The aim of the present study was to analyze the prospect of cyst fluid as a source for biomarker discovery. We detected numerous differently expressed protein peaks in our samples, showing that proteomic analysis of ovarian cyst fluids may serve as a valuable tool in the ongoing quest for new ovarian cancer biomarkers. Biomarkers produced by the tumor are most likely to be found close to the tumor in the initial phase, before excretion into the blood [12]. The existence of a protein in cyst fluid can, however, also depend on diffusion from the blood stream. The peaks with highest ROC AUC separating benign from malignant ovarian cyst corresponded to proteins that are also present in blood [17]. Even if some of these proteins are not directly expressed by the tumors, they may reflect reactions that are closely related to carcinogenesis, such as increased thrombotic activity and inflammation, and may thus still be candidates as markers for tumor detection.

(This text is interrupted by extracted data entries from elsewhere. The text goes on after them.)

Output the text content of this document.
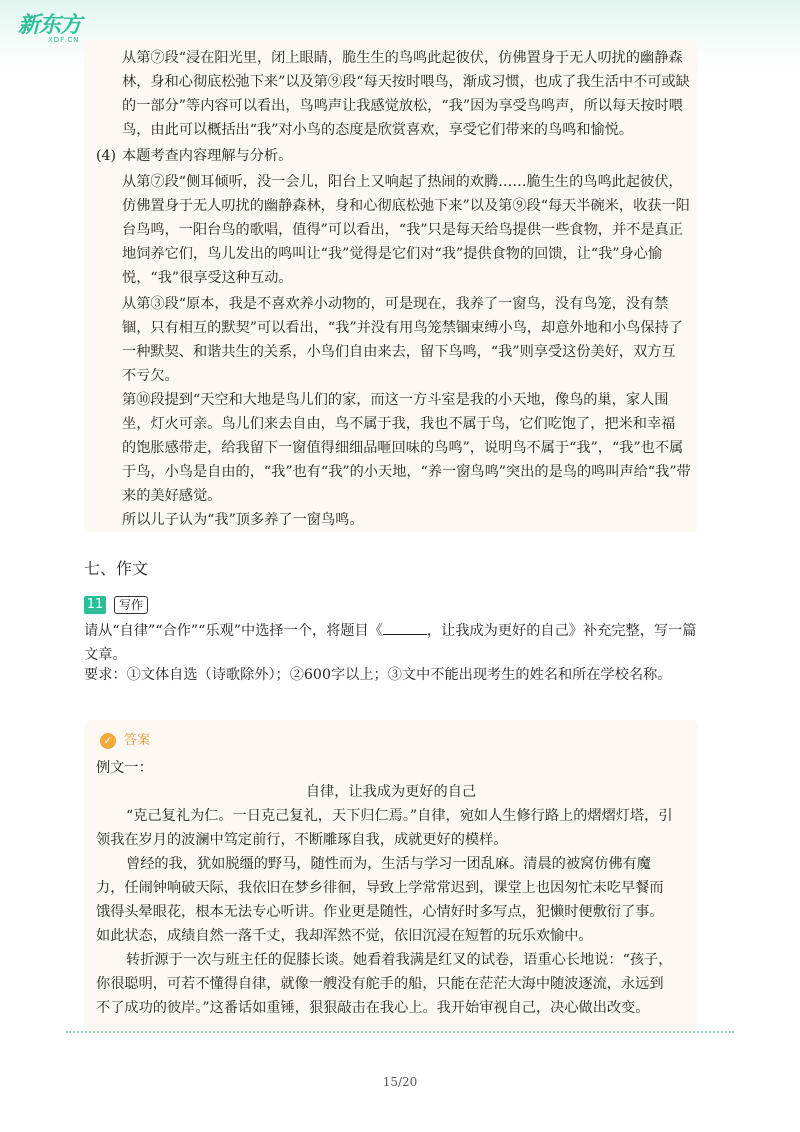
新东方
XDF.CN
从第⑦段“浸在阳光里，闭上眼睛，脆生生的鸟鸣此起彼伏，仿佛置身于无人叨扰的幽静森
林，身和心彻底松弛下来”以及第⑨段“每天按时喂鸟，渐成习惯，也成了我生活中不可或缺
的一部分”等内容可以看出，鸟鸣声让我感觉放松，“我”因为享受鸟鸣声，所以每天按时喂
鸟，由此可以概括出“我”对小鸟的态度是欣赏喜欢，享受它们带来的鸟鸣和愉悦。
(4) 本题考查内容理解与分析。
从第⑦段“侧耳倾听，没一会儿，阳台上又响起了热闹的欢腾……脆生生的鸟鸣此起彼伏，
仿佛置身于无人叨扰的幽静森林，身和心彻底松弛下来”以及第⑨段“每天半碗米，收获一阳
台鸟鸣，一阳台鸟的歌唱，值得”可以看出，“我”只是每天给鸟提供一些食物，并不是真正
地饲养它们，鸟儿发出的鸣叫让“我”觉得是它们对“我”提供食物的回馈，让“我”身心愉
悦，“我”很享受这种互动。
从第③段“原本，我是不喜欢养小动物的，可是现在，我养了一窗鸟，没有鸟笼，没有禁
锢，只有相互的默契”可以看出，“我”并没有用鸟笼禁锢束缚小鸟，却意外地和小鸟保持了
一种默契、和谐共生的关系，小鸟们自由来去，留下鸟鸣，“我”则享受这份美好，双方互
不亏欠。
第⑩段提到“天空和大地是鸟儿们的家，而这一方斗室是我的小天地，像鸟的巢，家人围
坐，灯火可亲。鸟儿们来去自由，鸟不属于我，我也不属于鸟，它们吃饱了，把米和幸福
的饱胀感带走，给我留下一窗值得细细品咂回味的鸟鸣”，说明鸟不属于“我”，“我”也不属
于鸟，小鸟是自由的，“我”也有“我”的小天地，“养一窗鸟鸣”突出的是鸟的鸣叫声给“我”带
来的美好感觉。
所以儿子认为“我”顶多养了一窗鸟鸣。
七、作文
11	写作
请从“自律”“合作”“乐观”中选择一个，将题目《	，让我成为更好的自己》补充完整，写一篇
文章。
要求：①文体自选（诗歌除外）；②600字以上；③文中不能出现考生的姓名和所在学校名称。
✓ 答案
例文一：
自律，让我成为更好的自己
“克己复礼为仁。一日克己复礼，天下归仁焉。”自律，宛如人生修行路上的熠熠灯塔，引
领我在岁月的波澜中笃定前行，不断雕琢自我，成就更好的模样。
曾经的我，犹如脱缰的野马，随性而为，生活与学习一团乱麻。清晨的被窝仿佛有魔
力，任闹钟响破天际，我依旧在梦乡徘徊，导致上学常常迟到，课堂上也因匆忙未吃早餐而
饿得头晕眼花，根本无法专心听讲。作业更是随性，心情好时多写点，犯懒时便敷衍了事。
如此状态，成绩自然一落千丈，我却浑然不觉，依旧沉浸在短暂的玩乐欢愉中。
转折源于一次与班主任的促膝长谈。她看着我满是红叉的试卷，语重心长地说：“孩子，
你很聪明，可若不懂得自律，就像一艘没有舵手的船，只能在茫茫大海中随波逐流，永远到
不了成功的彼岸。”这番话如重锤，狠狠敲击在我心上。我开始审视自己，决心做出改变。
15/20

MS techniques allow rapid and high throughput analysis of the entire proteome in a small biological sample. One disadvantage with large scale screening methods using serum samples is the dominance of highly abundant proteins. Ninety-five percent of the serum consists of only 20 abundant proteins i.e. albumin, immunoglobulins, transferrin and macroglobulins [18]. By using ovarian cystic fluid we made the assumption that we would increase the chance for detection of rare, more tumor-specific proteins. However, there seem to be a high resemblance between ovarian cyst fluid and the serum proteome since the abundant large proteins were the most prominent ones also in the present study. Similar resemblances between serum and fluids from other compartments such as pancreatic cysts, ascites and breast duct fluids have also been described [8,11,12]. Use of careful and selective depletion of high abundance proteins from the ovarian cyst fluid might increase access to other specific biomarkers. One major limitation with the method used in the present study is the lack of exact protein identification of the mass-peaks. Fortunately the abundant peaks observed as differentially expressed between benign and malignant ovarian cystic fluid, have been purified and confidently identified in several earlier studies [19-27]. Especially the peaks for ApoC-I and TTR have been correctly identified after several different preanalytic conditions [27]. To further validate ovarian cyst fluids as a source for biomarker discovery of rare but specific proteins, depletion must be performed and a MS with accurate protein identification i.e isobaric tags for relative and absolute quantification (iTRAQ) could be used.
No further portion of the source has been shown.